In these moments, the film becomes something much closer to what Didion herself achieved in The Year of Magical Thinking and, to a lesser but still notable degree, in Blue Nights; it penetrates past the ersatz character, the persona Didion wrote herself into across four decades, and reveals the underlying person, the “often random experience,” as bewildered as any of us, as often alone. She’s said in the past—particularly of coming rather late to explicitly political writing—that she writes when she wants to understand something, and now that she’s no longer writing as she once did, she seems at a very recognizable loss.
At the same time, she’s much more voluble in this film than in any interview I’ve seen. There is, for example, an excruciating C-Span program from years ago—shown in a clip in the documentary, but worth watching in its entirety—in which, while she’s never boring, she seems, at every moment, to want nothing more than to flee the room. Here, her affection for Dunne is evident. The best scene in the entire movie is a throwaway moment in which, like any good younger nephew at the house of his elderly aunt, Dunne pokes into her refrigerator and asks her who’s making her so much soup. It is, she tells him, ice cream.
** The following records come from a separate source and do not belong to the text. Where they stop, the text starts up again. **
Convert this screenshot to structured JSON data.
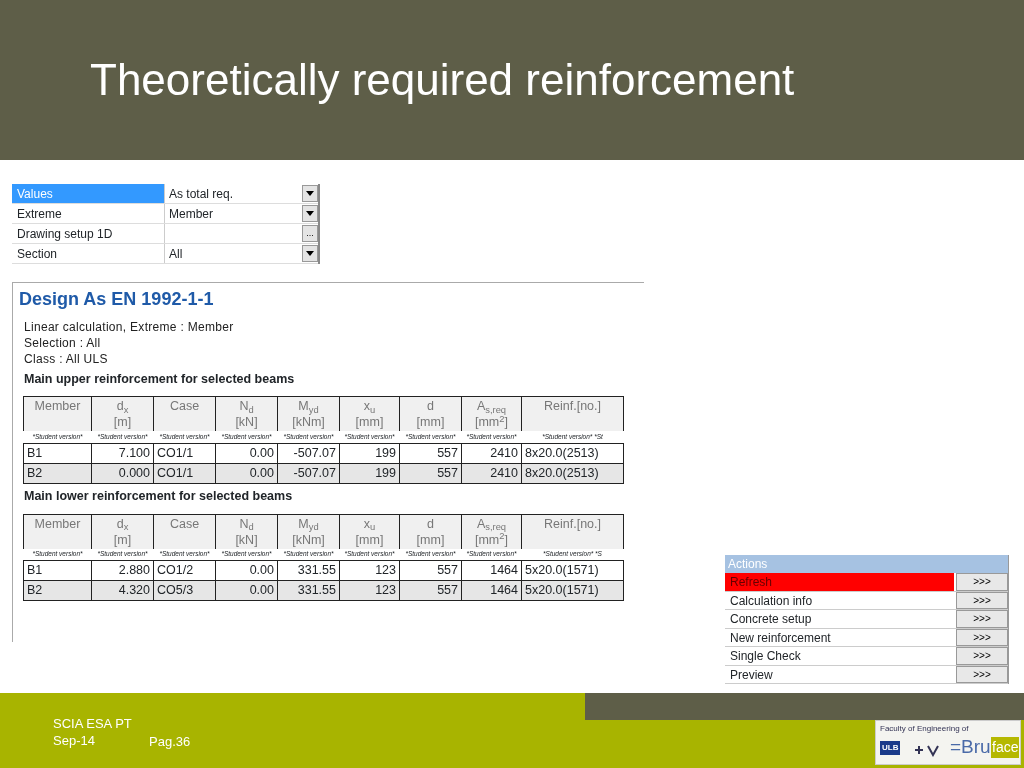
{
  "slide": {
    "title": "Theoretically required reinforcement"
  },
  "property_grid": [
    {
      "label": "Values",
      "value": "As total req.",
      "kind": "dropdown",
      "selected": true
    },
    {
      "label": "Extreme",
      "value": "Member",
      "kind": "dropdown",
      "selected": false
    },
    {
      "label": "Drawing setup 1D",
      "kind": "ellipsis",
      "button": "...",
      "selected": false
    },
    {
      "label": "Section",
      "value": "All",
      "kind": "dropdown",
      "selected": false
    }
  ],
  "report": {
    "title": "Design As EN 1992-1-1",
    "info": [
      "Linear calculation,  Extreme : Member",
      "Selection  : All",
      "Class  : All ULS"
    ],
    "tables": [
      {
        "heading": "Main upper reinforcement for selected beams",
        "columns": [
          {
            "name": "Member"
          },
          {
            "name": "d$_{x}$",
            "unit": "[m]"
          },
          {
            "name": "Case"
          },
          {
            "name": "N$_{d}$",
            "unit": "[kN]"
          },
          {
            "name": "M$_{yd}$",
            "unit": "[kNm]"
          },
          {
            "name": "x$_{u}$",
            "unit": "[mm]"
          },
          {
            "name": "d",
            "unit": "[mm]"
          },
          {
            "name": "A$_{s,req}$",
            "unit": "[mm$^{2}$]"
          },
          {
            "name": "Reinf.[no.]"
          }
        ],
        "watermark": [
          "*Student version*",
          "*Student version*",
          "*Student version*",
          "*Student version*",
          "*Student version*",
          "*Student version*",
          "*Student version*",
          "*Student version*",
          "*Student version*  *St"
        ],
        "rows": [
          [
            "B1",
            "7.100",
            "CO1/1",
            "0.00",
            "-507.07",
            "199",
            "557",
            "2410",
            "8x20.0(2513)"
          ],
          [
            "B2",
            "0.000",
            "CO1/1",
            "0.00",
            "-507.07",
            "199",
            "557",
            "2410",
            "8x20.0(2513)"
          ]
        ]
      },
      {
        "heading": "Main lower reinforcement for selected beams",
        "columns": [
          {
            "name": "Member"
          },
          {
            "name": "d$_{x}$",
            "unit": "[m]"
          },
          {
            "name": "Case"
          },
          {
            "name": "N$_{d}$",
            "unit": "[kN]"
          },
          {
            "name": "M$_{yd}$",
            "unit": "[kNm]"
          },
          {
            "name": "x$_{u}$",
            "unit": "[mm]"
          },
          {
            "name": "d",
            "unit": "[mm]"
          },
          {
            "name": "A$_{s,req}$",
            "unit": "[mm$^{2}$]"
          },
          {
            "name": "Reinf.[no.]"
          }
        ],
        "watermark": [
          "*Student version*",
          "*Student version*",
          "*Student version*",
          "*Student version*",
          "*Student version*",
          "*Student version*",
          "*Student version*",
          "*Student version*",
          "*Student version*  *S"
        ],
        "rows": [
          [
            "B1",
            "2.880",
            "CO1/2",
            "0.00",
            "331.55",
            "123",
            "557",
            "1464",
            "5x20.0(1571)"
          ],
          [
            "B2",
            "4.320",
            "CO5/3",
            "0.00",
            "331.55",
            "123",
            "557",
            "1464",
            "5x20.0(1571)"
          ]
        ]
      }
    ]
  },
  "actions": {
    "title": "Actions",
    "items": [
      {
        "label": "Refresh",
        "button": ">>>",
        "selected": true
      },
      {
        "label": "Calculation info",
        "button": ">>>",
        "selected": false
      },
      {
        "label": "Concrete setup",
        "button": ">>>",
        "selected": false
      },
      {
        "label": "New reinforcement",
        "button": ">>>",
        "selected": false
      },
      {
        "label": "Single Check",
        "button": ">>>",
        "selected": false
      },
      {
        "label": "Preview",
        "button": ">>>",
        "selected": false
      }
    ]
  },
  "footer": {
    "lines": [
      "SCIA ESA PT",
      "Sep-14"
    ],
    "page": "Pag.36",
    "logo": {
      "caption": "Faculty of Engineering of",
      "mark": "ULB",
      "word": "=Bru",
      "suffix": "face"
    }
  }
}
That this brief bit didn’t end up on the cutting room floor, that we’re permitted so candid, if brief, a view, feels like a little miracle until you consider that a film is at least as intentional as an essay and remember that it must have been Dunne himself who left it in.
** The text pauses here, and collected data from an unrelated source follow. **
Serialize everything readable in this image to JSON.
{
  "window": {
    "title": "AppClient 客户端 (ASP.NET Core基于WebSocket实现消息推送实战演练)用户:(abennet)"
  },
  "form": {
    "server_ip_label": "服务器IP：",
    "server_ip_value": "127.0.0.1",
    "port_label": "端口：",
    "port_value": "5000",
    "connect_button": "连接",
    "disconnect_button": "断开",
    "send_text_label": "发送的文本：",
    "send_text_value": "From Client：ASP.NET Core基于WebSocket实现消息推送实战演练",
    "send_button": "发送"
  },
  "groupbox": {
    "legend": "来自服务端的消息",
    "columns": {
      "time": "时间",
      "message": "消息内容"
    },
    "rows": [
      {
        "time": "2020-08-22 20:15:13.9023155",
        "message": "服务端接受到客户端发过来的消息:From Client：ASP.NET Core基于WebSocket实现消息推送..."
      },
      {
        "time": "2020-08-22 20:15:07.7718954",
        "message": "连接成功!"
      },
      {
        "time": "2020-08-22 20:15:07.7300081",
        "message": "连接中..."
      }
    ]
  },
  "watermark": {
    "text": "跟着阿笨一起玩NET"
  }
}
Others will probably comment on Didion’s willingness to say openly what she only ever hinted at and what has fueled book-chat gossip since Magical Thinking came out: that her husband had a temper, and that both he and their daughter drank too much. To me, that speculation always seemed prurient; we knew what we needed to know, and her writing pointed us in more interesting directions. Still, there’s something extraordinary about her forthrightness here, something remarkable about her having to tilt the photo album and lean in close to see the pictures. At the end of the film, Dunne’s camera follows her through her apartment as, in voice-over, she reads from “On Keeping a Notebook.” “Remember what it was to be me,” she says, “that is always the point.”
In fact, it was always hard to know what it was to be Joan Didion; ever since Montaigne said he would make himself the subject of his own book, writers have been hiding their selves in characters, in plain sight. But then, Didion says something else in the very next paragraph of that same essay:
Only the very young and the very old may recount their dreams at breakfast, dwell upon self, interrupt with memories of beach picnics and favorite Liberty lawn dresses and the rainbow trout in a creek near Colorado Springs. The rest of us are expected, rightly, to affect absorption in other people’s favorite dresses, other people’s trout.
The great criticism of Didion was that she was all affect, all style; it was never true, but like so many false critiques, it had an element of truth. And now we have this. As a pure piece of cinema, Joan Didion: The Center Will Not Hold is sometimes beautiful, mostly workmanlike. As a document of the very old recounting her dreams at breakfast, it’s a bit of a marvel.